I very rarely sell schematics, and when I do, I always charge them at the profit margin I get off tissues.

Just a little while before I retired from making tissues I ran out of meat, and still had customers asking me for runs, so I offered them to supply the meat, and I'd make the run for the cost of the run minus the meat. This was brilliant for me as I received the same profit as if I had the meat, but then didn't have to worry about finding the meat.

The ironic thing is that the Chefs had teh money to buy much more meat than me, and were happy to provide me with the meat. If they didn't have such a huge stockpile, then perhaps my stockpile would have been bigger, and the prices cheaper for them int eh first place as there would likely be less meat demand. They are driving up the cost of the subcomponents, then complaining if they are priced too high.
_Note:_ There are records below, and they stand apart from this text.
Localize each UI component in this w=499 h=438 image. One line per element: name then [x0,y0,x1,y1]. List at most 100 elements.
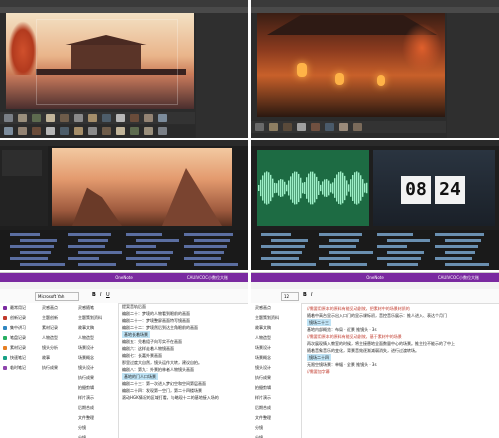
timeline-clip[interactable] [136,251,173,254]
timeline-clip[interactable] [68,233,111,236]
user-name[interactable]: CAUIVCOC小数位大账 [438,273,479,282]
timeline-clip[interactable] [329,263,367,266]
page-item[interactable]: 分镜 [74,433,118,438]
material-swatch[interactable] [88,114,97,122]
material-row-2[interactable] [0,125,195,137]
material-row[interactable] [0,112,195,124]
timeline-clip[interactable] [126,245,156,248]
material-swatch[interactable] [325,123,334,131]
page-item[interactable]: 文件整理 [74,413,118,423]
timeline-clip[interactable] [126,257,170,260]
timeline-clip[interactable] [20,263,65,266]
timeline-clip[interactable] [68,257,99,260]
section-item[interactable]: 场景设计 [251,343,301,353]
section-item[interactable]: 灵感画点 [251,303,301,313]
timeline-clip[interactable] [184,257,221,260]
timeline-clip[interactable] [78,239,108,242]
timeline-clip[interactable] [194,251,224,254]
timeline-clip[interactable] [445,239,481,242]
timeline-clip[interactable] [261,245,305,248]
timeline-clip[interactable] [10,233,40,236]
page-item[interactable]: 场景设计 [74,343,118,353]
material-swatch[interactable] [353,123,362,131]
section-item[interactable]: 场景概念 [251,353,301,363]
page-item[interactable]: 灵感随笔 [74,303,118,313]
section-item[interactable]: 人物造型 [38,333,74,343]
program-monitor[interactable]: 08 24 [373,150,495,226]
section-item[interactable]: 执行成果 [251,373,301,383]
timeline-clip[interactable] [377,245,407,248]
section-item[interactable]: 样片演示 [251,393,301,403]
notebook-item[interactable]: 笔盘记录 [0,333,38,343]
material-swatch[interactable] [32,127,41,135]
material-swatch[interactable] [144,127,153,135]
timeline-clip[interactable] [10,245,54,248]
timeline[interactable] [251,230,499,270]
material-swatch[interactable] [255,123,264,131]
section-item[interactable]: 镜头设计 [251,363,301,373]
timeline-clip[interactable] [377,257,421,260]
section-item[interactable]: 拍摄剪辑 [251,383,301,393]
timeline-clip[interactable] [445,263,489,266]
notebook-item[interactable]: 素材记录 [0,343,38,353]
program-monitor[interactable] [52,148,232,226]
note-content[interactable]: //需要用原本的原料有能见动剧效，把素材中的场景材质的 随着中高台显示出入口门的显… [307,305,499,438]
notebook-item[interactable]: 快速笔记 [0,353,38,363]
section-item[interactable]: 分镜 [251,423,301,433]
user-name[interactable]: CAUIVCOC小数位大账 [187,273,228,282]
timeline-clip[interactable] [445,251,475,254]
section-item[interactable]: 执行成果 [38,363,74,373]
timeline-clip[interactable] [319,233,362,236]
menu-bar[interactable] [251,140,499,146]
timeline-clip[interactable] [78,251,122,254]
timeline-clip[interactable] [184,233,233,236]
timeline-clip[interactable] [20,239,57,242]
timeline-clip[interactable] [68,245,105,248]
material-swatch[interactable] [18,114,27,122]
material-swatch[interactable] [158,114,167,122]
material-swatch[interactable] [297,123,306,131]
page-item[interactable]: 执行成果 [74,373,118,383]
timeline-clip[interactable] [329,239,359,242]
attribute-panel[interactable] [447,13,499,138]
material-swatch[interactable] [158,127,167,135]
section-item[interactable]: 人物造型 [251,333,301,343]
material-swatch[interactable] [311,123,320,131]
timeline-clip[interactable] [387,263,418,266]
section-item[interactable]: 主题创新 [38,313,74,323]
material-swatch[interactable] [88,127,97,135]
viewport[interactable] [6,13,194,109]
page-item[interactable]: 拍摄剪辑 [74,383,118,393]
note-content[interactable]: 提案音轨后面 编剧二十：梦境的人物看到眼前的画面 编剧二十一：梦境整屏画面特写镜画面… [122,303,248,438]
material-swatch[interactable] [18,127,27,135]
page-item[interactable]: 主题策划资料 [74,313,118,323]
menu-bar[interactable] [251,0,499,7]
material-swatch[interactable] [130,127,139,135]
italic-button[interactable]: I [311,292,312,298]
material-swatch[interactable] [74,114,83,122]
notebook-item[interactable]: 临时笔记 [0,363,38,373]
italic-button[interactable]: I [100,292,101,298]
page-item[interactable]: 场景概念 [74,353,118,363]
timeline-clip[interactable] [329,251,373,254]
bold-button[interactable]: B [303,292,307,298]
page-item[interactable]: 镜头设计 [74,363,118,373]
material-swatch[interactable] [102,114,111,122]
timeline-clip[interactable] [10,257,48,260]
section-item[interactable]: 后期合成 [251,403,301,413]
underline-button[interactable]: U [106,292,110,298]
timeline-clip[interactable] [271,239,308,242]
material-swatch[interactable] [339,123,348,131]
material-swatch[interactable] [32,114,41,122]
menu-bar[interactable] [0,0,248,7]
timeline-clip[interactable] [271,251,302,254]
section-item[interactable]: 主题策划资料 [251,313,301,323]
material-swatch[interactable] [116,127,125,135]
material-swatch[interactable] [46,127,55,135]
page-item[interactable]: 分镜 [74,423,118,433]
page-item[interactable]: 故事文稿 [74,323,118,333]
timeline-clip[interactable] [261,257,299,260]
notebook-item[interactable]: 集中讲习 [0,323,38,333]
timeline-clip[interactable] [387,239,430,242]
viewport[interactable] [257,13,445,117]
One solution, as I see it, is to increase the chance for HQ spawns on things such as creature organics, so there is almost always a good enough spawn to use in HQ goods. This would negate the need for stockpiling, and therefore remove the bidding war that occurs every time a HQ spawn occurs as people fight to get enough to last them till the next spawn.

This wouldn't need to be applied to other forms of resources, as in general the prices for harvesting is fairly reasonable.

Another solution, but one which seems like a bad idea to me, is to allow harvestors for creature organics such as a 'Creature Farm'. This however has a negative effect on Rangers and Scouts unless they are involved in the process.